Thursday 2 July 2009

That was the year that was

And so inexorably the cogs of time have turned until here I am celebrating my anniversary. Not a birthday, not a wedding day, not a 'where were you when Jacko/Diana/Lennon/Elvis died?' (delete as appropriate). But it is a year since my Neurologist, having shown me a selection of lesions in the brain on my MRI scan spoke the immortal words...I think you'd better sit down. I must say that having seen these tiny patches of white in my brain that turned out not to be some careless tippex marks from an over enthusiastic undergraduate doctor, the words It's probably Multiple Sclerosis seemed something of a result...so it's not cancer of the brain? No, it was definitely Multiple Sclerosis. Excellent.

On the way home from hospital the words Multiple Sclerosis seemed to gradually get worse. MS is one of those big illness's that you've heard about since childhood. Of course Neuro had given us the new 21st Century medical mantra...don't google it...which we promptly did...8, 360, 000 results in less than half a second. Multiple Sclerosis is a proper, serious disease. This calls for a cup of tea.

A year later and life has changed beyond all recognition....hang on, no it hasn't. I have injections every other day, but I still go to work every day.

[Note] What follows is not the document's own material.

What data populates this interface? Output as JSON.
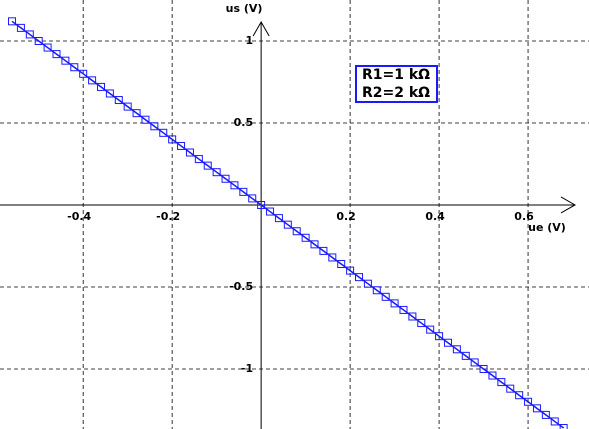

I have various pains, aches and numb spots and occasionally I'd rather sit than walk ...but I can still go to the gym. I have some days when I really can't get out of bed but a couple of years ago I had hang-overs that had the same effect. Some times I can't remember things I knew very well a while ago but I'm assured by everyone that my memory has been rubbish since anyone can remember. There are the spasms of course which are generally ignored at home and a bit embarrassing in the pub...but hell, whats a twitch between friends.

Enough of this sitting down, I going to stand up while I can.